The Standard Model of Cosmology and the Dark Universe

This chapter introduces the observational data on the structure, composition, and evolution of the Universe, within the framework of the theory of general relativity, and describes the model currently providing the best quantitative description. In particular, we will illustrate the experimental evidence suggesting the existence of new forms of matter of energy, and describe the expansion, the chemical evolution, and the formation of structures, from the beginning of time—that, we believe, started with a phase transition from a singularity: the “big bang”.

The Birth and the Basics of Particle Physics

This chapter introduces the basics of the techniques for the study of the intimate structure of matter, described in a historical context. After reading this chapter, you should understand the basic tools which lead to the investigation and the description of the subatomic structure, and you should be able to compute the interaction probabilities of particles. A short reminder of the concepts of special relativity needed to understand astroparticle physics is also provided.

Cosmic Rays and the Development of Particle Physics

This chapter illustrates the path which led to the discovery that particles of extremely high energy, up to a few joule, come from extraterrestrial sources and collide with Earth’s atmosphere. The history of this discovery started in the beginning of the twentieth century, but many of the techniques then introduced are still in use. A relevant part of the progress happened in recent years and has a large impact on the physics of elementary particles and fundamental interactions.

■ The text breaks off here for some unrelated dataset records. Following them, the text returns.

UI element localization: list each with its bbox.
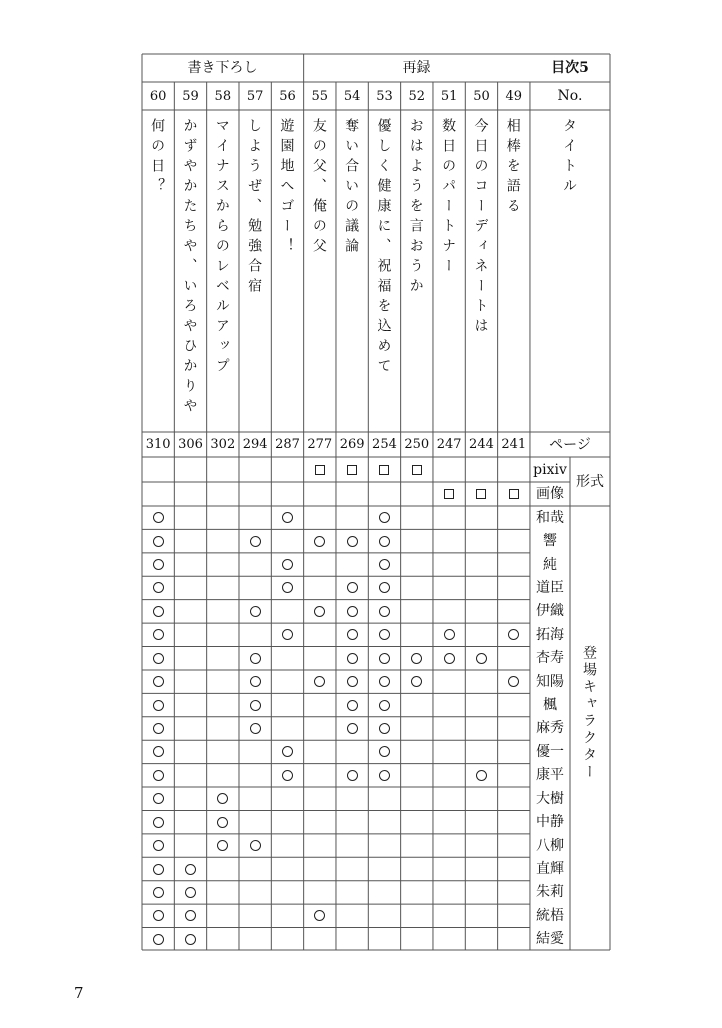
circle-mark bbox=[153, 817, 164, 828]
circle-mark bbox=[153, 910, 164, 921]
circle-mark bbox=[347, 629, 358, 640]
character-name: 杏寿 bbox=[536, 650, 564, 667]
column-title: マイナスからのレベルアップ bbox=[213, 118, 230, 378]
appearance-mark bbox=[465, 647, 497, 670]
circle-mark bbox=[476, 770, 487, 781]
circle-mark bbox=[153, 629, 164, 640]
page-label: ページ bbox=[549, 436, 591, 453]
circle-mark bbox=[508, 676, 519, 687]
character-name: 麻秀 bbox=[536, 720, 564, 737]
appearance-mark bbox=[142, 834, 174, 857]
appearance-mark bbox=[271, 506, 303, 529]
appearance-mark bbox=[142, 810, 174, 833]
appearance-mark bbox=[207, 810, 239, 833]
circle-mark bbox=[379, 770, 390, 781]
appearance-mark bbox=[239, 529, 271, 552]
appearance-mark bbox=[336, 576, 368, 599]
character-name: 優一 bbox=[536, 743, 564, 760]
appearance-mark bbox=[142, 881, 174, 904]
appearance-mark bbox=[304, 670, 336, 693]
circle-mark bbox=[379, 606, 390, 617]
character-name: 楓 bbox=[543, 697, 557, 714]
appearance-mark bbox=[271, 740, 303, 763]
circle-mark bbox=[250, 676, 261, 687]
square-mark bbox=[412, 465, 422, 475]
column-number: 56 bbox=[279, 88, 296, 104]
group-header-rerecord: 再録 bbox=[402, 60, 431, 76]
column-title: 数日のパートナー bbox=[440, 118, 457, 278]
circle-mark bbox=[379, 653, 390, 664]
circle-mark bbox=[347, 653, 358, 664]
appearance-mark bbox=[368, 506, 400, 529]
appearance-mark bbox=[271, 576, 303, 599]
column-page: 294 bbox=[242, 437, 268, 452]
circle-mark bbox=[282, 512, 293, 523]
square-mark bbox=[315, 465, 325, 475]
column-number: 58 bbox=[214, 88, 232, 104]
appearance-mark bbox=[336, 764, 368, 787]
circle-mark bbox=[153, 512, 164, 523]
column-page: 269 bbox=[339, 437, 365, 452]
circle-mark bbox=[282, 559, 293, 570]
column-number: 57 bbox=[246, 88, 264, 104]
appearance-mark bbox=[271, 623, 303, 646]
square-mark bbox=[379, 465, 389, 475]
circle-mark bbox=[508, 629, 519, 640]
circle-mark bbox=[347, 723, 358, 734]
circle-mark bbox=[153, 887, 164, 898]
circle-mark bbox=[379, 723, 390, 734]
column-title: 何の日？ bbox=[149, 118, 166, 198]
appearance-mark bbox=[207, 787, 239, 810]
column-title: 相棒を語る bbox=[504, 118, 521, 218]
appearance-mark bbox=[368, 647, 400, 670]
no-label: No. bbox=[557, 88, 583, 104]
circle-mark bbox=[314, 910, 325, 921]
appearance-mark bbox=[142, 904, 174, 927]
character-name: 大樹 bbox=[536, 790, 564, 807]
circle-mark bbox=[153, 536, 164, 547]
character-name: 統梧 bbox=[536, 907, 564, 924]
circle-mark bbox=[347, 770, 358, 781]
column-title: 友の父、俺の父 bbox=[310, 118, 327, 258]
circle-mark bbox=[153, 864, 164, 875]
column-page: 247 bbox=[436, 437, 462, 452]
appearance-mark bbox=[142, 576, 174, 599]
appearance-mark bbox=[239, 647, 271, 670]
circle-mark bbox=[250, 700, 261, 711]
column-number: 51 bbox=[440, 88, 458, 104]
circle-mark bbox=[379, 582, 390, 593]
appearance-mark bbox=[433, 647, 465, 670]
circle-mark bbox=[379, 629, 390, 640]
column-page: 302 bbox=[210, 437, 236, 452]
appearance-mark bbox=[207, 834, 239, 857]
character-name: 直輝 bbox=[536, 861, 564, 877]
character-name: 道臣 bbox=[536, 579, 564, 596]
character-name: 康平 bbox=[536, 767, 564, 784]
appearance-mark bbox=[174, 857, 206, 880]
column-page: 241 bbox=[501, 437, 527, 452]
appearance-mark bbox=[368, 764, 400, 787]
circle-mark bbox=[282, 770, 293, 781]
column-title: かずやかたちや、いろやひかりや bbox=[181, 118, 198, 418]
appearance-mark bbox=[142, 600, 174, 623]
circle-mark bbox=[250, 536, 261, 547]
circle-mark bbox=[153, 582, 164, 593]
appearance-mark bbox=[142, 928, 174, 951]
appearance-mark bbox=[304, 904, 336, 927]
format-checkbox bbox=[433, 482, 465, 506]
column-title: 奪い合いの議論 bbox=[343, 118, 360, 258]
column-number: 55 bbox=[311, 88, 329, 104]
column-number: 54 bbox=[343, 88, 361, 104]
circle-mark bbox=[153, 676, 164, 687]
circle-mark bbox=[153, 606, 164, 617]
square-mark bbox=[509, 489, 519, 499]
column-number: 49 bbox=[505, 88, 523, 104]
circle-mark bbox=[347, 700, 358, 711]
group-header-new: 書き下ろし bbox=[187, 60, 258, 76]
circle-mark bbox=[476, 653, 487, 664]
character-name: 八柳 bbox=[536, 837, 564, 854]
circle-mark bbox=[153, 559, 164, 570]
circle-mark bbox=[250, 840, 261, 851]
appearance-mark bbox=[336, 600, 368, 623]
appearance-mark bbox=[239, 834, 271, 857]
circle-mark bbox=[347, 676, 358, 687]
appearance-mark bbox=[142, 693, 174, 716]
appearance-mark bbox=[142, 623, 174, 646]
appearance-mark bbox=[142, 740, 174, 763]
circle-mark bbox=[379, 676, 390, 687]
appearance-mark bbox=[239, 600, 271, 623]
page-number: 7 bbox=[74, 984, 84, 1002]
appearance-mark bbox=[304, 529, 336, 552]
circle-mark bbox=[153, 653, 164, 664]
circle-mark bbox=[347, 536, 358, 547]
column-page: 277 bbox=[307, 437, 333, 452]
column-number: 50 bbox=[473, 88, 490, 104]
appearance-mark bbox=[401, 670, 433, 693]
circle-mark bbox=[411, 676, 422, 687]
appearance-mark bbox=[368, 529, 400, 552]
appearance-mark bbox=[368, 553, 400, 576]
appearance-mark bbox=[465, 764, 497, 787]
appearance-mark bbox=[498, 623, 530, 646]
format-checkbox bbox=[401, 457, 433, 482]
circle-mark bbox=[282, 629, 293, 640]
appearance-mark bbox=[271, 553, 303, 576]
circle-mark bbox=[153, 793, 164, 804]
circle-mark bbox=[250, 606, 261, 617]
appearance-mark bbox=[368, 693, 400, 716]
column-number: 52 bbox=[408, 88, 426, 104]
circle-mark bbox=[379, 512, 390, 523]
character-name: 知陽 bbox=[536, 673, 564, 690]
column-page: 244 bbox=[469, 437, 494, 452]
format-image-label: 画像 bbox=[536, 486, 564, 502]
circle-mark bbox=[153, 700, 164, 711]
column-title: 優しく健康に、祝福を込めて bbox=[375, 118, 392, 378]
square-mark bbox=[444, 489, 454, 499]
appearance-mark bbox=[271, 764, 303, 787]
circle-mark bbox=[347, 606, 358, 617]
format-checkbox bbox=[368, 457, 400, 482]
appearance-mark bbox=[239, 670, 271, 693]
circle-mark bbox=[185, 934, 196, 945]
title-label: タイトル bbox=[561, 118, 577, 198]
circle-mark bbox=[250, 653, 261, 664]
circle-mark bbox=[153, 723, 164, 734]
appearance-mark bbox=[239, 693, 271, 716]
circle-mark bbox=[347, 582, 358, 593]
appearance-mark bbox=[142, 764, 174, 787]
circle-mark bbox=[444, 653, 455, 664]
appearance-mark bbox=[304, 600, 336, 623]
circle-mark bbox=[379, 746, 390, 757]
circle-mark bbox=[217, 817, 228, 828]
appearance-mark bbox=[401, 647, 433, 670]
format-checkbox bbox=[465, 482, 497, 506]
column-page: 306 bbox=[178, 437, 203, 452]
circle-mark bbox=[379, 536, 390, 547]
appearance-mark bbox=[142, 506, 174, 529]
circle-mark bbox=[153, 840, 164, 851]
appearance-mark bbox=[368, 670, 400, 693]
circle-mark bbox=[282, 746, 293, 757]
appearance-mark bbox=[368, 623, 400, 646]
appearance-mark bbox=[368, 576, 400, 599]
column-number: 59 bbox=[182, 88, 199, 104]
format-label: 形式 bbox=[576, 473, 604, 490]
appearance-mark bbox=[336, 717, 368, 740]
column-number: 60 bbox=[149, 88, 167, 104]
column-number: 53 bbox=[376, 88, 393, 104]
square-mark bbox=[347, 465, 357, 475]
appearance-mark bbox=[368, 600, 400, 623]
character-name: 純 bbox=[543, 556, 557, 573]
appearance-mark bbox=[142, 717, 174, 740]
appearance-mark bbox=[142, 553, 174, 576]
appearance-mark bbox=[174, 881, 206, 904]
circle-mark bbox=[153, 934, 164, 945]
appearance-mark bbox=[174, 928, 206, 951]
appearance-mark bbox=[368, 717, 400, 740]
appearance-mark bbox=[336, 647, 368, 670]
circle-mark bbox=[411, 653, 422, 664]
appearance-mark bbox=[336, 529, 368, 552]
character-name: 和哉 bbox=[536, 509, 564, 526]
circle-mark bbox=[250, 723, 261, 734]
appearance-mark bbox=[142, 529, 174, 552]
appearance-mark bbox=[239, 717, 271, 740]
circle-mark bbox=[379, 700, 390, 711]
appearance-mark bbox=[368, 740, 400, 763]
appearance-mark bbox=[433, 623, 465, 646]
circle-mark bbox=[314, 606, 325, 617]
column-title: 今日のコーディネートは bbox=[472, 118, 489, 338]
appearance-mark bbox=[336, 623, 368, 646]
column-title: おはようを言おうか bbox=[407, 118, 424, 298]
format-checkbox bbox=[498, 482, 530, 506]
appearance-mark bbox=[142, 670, 174, 693]
circle-mark bbox=[217, 793, 228, 804]
column-title: 遊園地へゴー！ bbox=[278, 118, 295, 258]
appearance-mark bbox=[174, 904, 206, 927]
format-checkbox bbox=[336, 457, 368, 482]
circle-mark bbox=[314, 536, 325, 547]
appearance-mark bbox=[336, 670, 368, 693]
character-name: 伊織 bbox=[536, 603, 564, 620]
circle-mark bbox=[217, 840, 228, 851]
column-title: しようぜ、勉強合宿 bbox=[246, 118, 263, 298]
circle-mark bbox=[282, 582, 293, 593]
appearance-mark bbox=[142, 857, 174, 880]
appearance-mark bbox=[142, 647, 174, 670]
character-name: 結愛 bbox=[536, 931, 564, 948]
circle-mark bbox=[185, 864, 196, 875]
circle-mark bbox=[153, 770, 164, 781]
appearance-mark bbox=[498, 670, 530, 693]
characters-label: 登場キャラクター bbox=[581, 645, 597, 781]
circle-mark bbox=[314, 676, 325, 687]
column-page: 287 bbox=[275, 437, 300, 452]
circle-mark bbox=[185, 887, 196, 898]
circle-mark bbox=[153, 746, 164, 757]
format-pixiv-label: pixiv bbox=[533, 461, 567, 478]
circle-mark bbox=[379, 559, 390, 570]
square-mark bbox=[476, 489, 486, 499]
circle-mark bbox=[185, 910, 196, 921]
column-page: 254 bbox=[372, 437, 397, 452]
character-name: 中静 bbox=[536, 814, 564, 831]
circle-mark bbox=[444, 629, 455, 640]
character-name: 響 bbox=[543, 533, 557, 550]
appearance-mark bbox=[142, 787, 174, 810]
column-page: 310 bbox=[145, 437, 171, 452]
toc-header: 目次5 bbox=[551, 60, 589, 76]
character-name: 朱莉 bbox=[536, 884, 564, 901]
format-checkbox bbox=[304, 457, 336, 482]
character-name: 拓海 bbox=[536, 626, 564, 643]
appearance-mark bbox=[336, 693, 368, 716]
column-page: 250 bbox=[404, 437, 430, 452]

The Higgs Mechanism and the Standard Model of Particle Physics

The basic interactions affecting matter at the particle physics level are electromagnetism, strong interaction, and weak interaction. They can be unified by a Lagrangian displaying gauge invariance with respect to the SU(3)\(\otimes \) SU(2) \(\otimes \) U(1) local symmetry group; this unification is called the standard model of particle physics. Within the standard model, an elegant mechanism, called the Higgs mechanism, accounts for the appearance of masses of particles and of some of the gauge bosons. The standard model is very successful, since it brilliantly passed extremely accurate precision tests and several predictions have been confirmed—in particular, the Higgs particle has been recently discovered in the predicted mass range. However, it can hardly be thought as the final theory of nature: some physics beyond the standard model must be discovered to account for gravitation and to explain the energy budget of the Universe.

Particles and Symmetries

Symmetry simplifies the description of physical phenomena, in such a way that humans can understand them: the Latin word for “understanding,” capere, also means “to contain”; and as we are a part of it we cannot contain the full Universe, unless we find a way to reduce its complexity–this is the meaning of symmetry. Symmetry plays a particularly important role in particle physics, as it does in astrophysics and in cosmology. The key mathematical framework for symmetry is group theory: symmetry transformations form groups. Although the symmetries of a physical system are not sufficient to fully describe its behavior—for this purpose, one needs a complete dynamical theory—it is possible to use symmetry to discover fundamental properties of a system. Examples of symmetries include space–time symmetries, internal symmetries of particles, and the so-called gauge symmetries of field theories.